To check the effectiveness, this method has been employed to identify tweek signals from a testing set that consists of 2495 randomly selected spectrogram images. This method found 115 and 157 true positive cases for the first-order and first two-order-mode tweeks, respectively, corresponding to a precision of 92.0% and 97.5%. The recall was found to be 89.2% and 86.7% for the first-order and first two-order-mode tweeks, respectively. The time needed to process 10-s continuous VLF measurements with a cadence of 4 μs cadence was, on average, 6.5 s. With this level of precision and detection time, our method represents a reliable approach to identify tweek signals from continuous VLF measurements in real time.
Compared with previously proposed models for tweek detection [
34,
38], the detection accuracy of our method is largely improved, as well as the efficiency. The model of Zhou et al. [
34] utilized the traditional image processing method and the detection accuracy was 77.4%, compared to 92.0% for the present method (first-order mode tweeks). Although the model of Maslej-Krešňáková et al. [
38] was also built upon YOLO-v5, the detection accuracy and recall for the tweek signals were 58.0% and 56.0%. Note that this model is not particularly developed for tweek signals, but to distinguish between lightning sferics and tweeks. As such, this model utilized the entire lightning signal as the detection target, while we have only used the tweek tail as the detection target in this study. Therefore, the precision and recall rate of our model is notably improved. However, it is important to note that the performance of our method in detecting tweeks with higher-order modes could be limited if the energy density is too low and the pulse duration is too short. To further improve the accuracy of our method in identifying weak tweek signals is complicated and, thus, left for future studies.

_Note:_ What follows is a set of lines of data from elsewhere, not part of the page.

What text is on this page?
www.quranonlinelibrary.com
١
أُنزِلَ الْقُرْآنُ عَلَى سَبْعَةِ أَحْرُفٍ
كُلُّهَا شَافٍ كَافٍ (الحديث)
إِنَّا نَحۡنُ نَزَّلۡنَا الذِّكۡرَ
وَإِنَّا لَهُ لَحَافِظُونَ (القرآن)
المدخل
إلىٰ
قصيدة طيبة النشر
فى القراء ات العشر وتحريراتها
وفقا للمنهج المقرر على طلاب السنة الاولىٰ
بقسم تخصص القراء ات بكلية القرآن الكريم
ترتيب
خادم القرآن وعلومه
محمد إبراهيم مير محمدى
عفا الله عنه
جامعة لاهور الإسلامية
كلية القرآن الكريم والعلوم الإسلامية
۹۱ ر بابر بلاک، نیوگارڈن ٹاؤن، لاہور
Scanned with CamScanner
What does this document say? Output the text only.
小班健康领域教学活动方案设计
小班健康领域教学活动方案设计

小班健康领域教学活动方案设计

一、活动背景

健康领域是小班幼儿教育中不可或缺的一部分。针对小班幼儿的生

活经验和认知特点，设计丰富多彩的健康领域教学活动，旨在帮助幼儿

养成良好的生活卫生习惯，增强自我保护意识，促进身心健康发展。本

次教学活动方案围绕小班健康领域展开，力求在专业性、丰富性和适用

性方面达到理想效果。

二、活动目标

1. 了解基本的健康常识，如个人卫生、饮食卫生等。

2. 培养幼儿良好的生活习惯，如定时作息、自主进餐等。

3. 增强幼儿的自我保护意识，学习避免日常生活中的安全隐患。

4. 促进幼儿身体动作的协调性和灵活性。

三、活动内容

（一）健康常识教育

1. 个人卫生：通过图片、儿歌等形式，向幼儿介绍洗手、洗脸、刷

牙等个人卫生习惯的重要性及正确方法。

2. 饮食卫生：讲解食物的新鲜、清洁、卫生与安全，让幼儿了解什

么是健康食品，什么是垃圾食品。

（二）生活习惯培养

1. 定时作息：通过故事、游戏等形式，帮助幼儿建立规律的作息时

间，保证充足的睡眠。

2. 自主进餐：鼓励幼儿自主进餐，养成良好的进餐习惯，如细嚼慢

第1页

Another advantage of our method is that it is adaptive for the detection of other types of VLF signatures. We have demonstrated the effectiveness of YOLO-v5 in detecting tweek signals in this study. One advantage of the ANNs module is that the physical model is unconstrained. After manually labeling the data, this method is also applicable to other types of VLF signals that are of critical importance in space physics research, for example, the chorus, hiss, and lightning-generated whistler waves [
35].
The Suizhou station has been operational since 2016, and we have collected more than 7 years of VLF data at this location. More recently, a VLF receiver has been deployed at the Great Wall station in Antarctica. Our next-step study is to apply the method explained in this manuscript and to build large datasets of tweek signals from the measurements in Suizhou and Antarctica, which is almost impossible to be accomplished manually. Such tweek datasets would be helpful for studies related to the D-region ionosphere and lightning discharge. Moreover, given the detection efficiency of our method, we plan on incorporating this method as a built-in feature in VLF receivers, with the goal of providing an estimate of the condition of the D-region ionosphere in real time.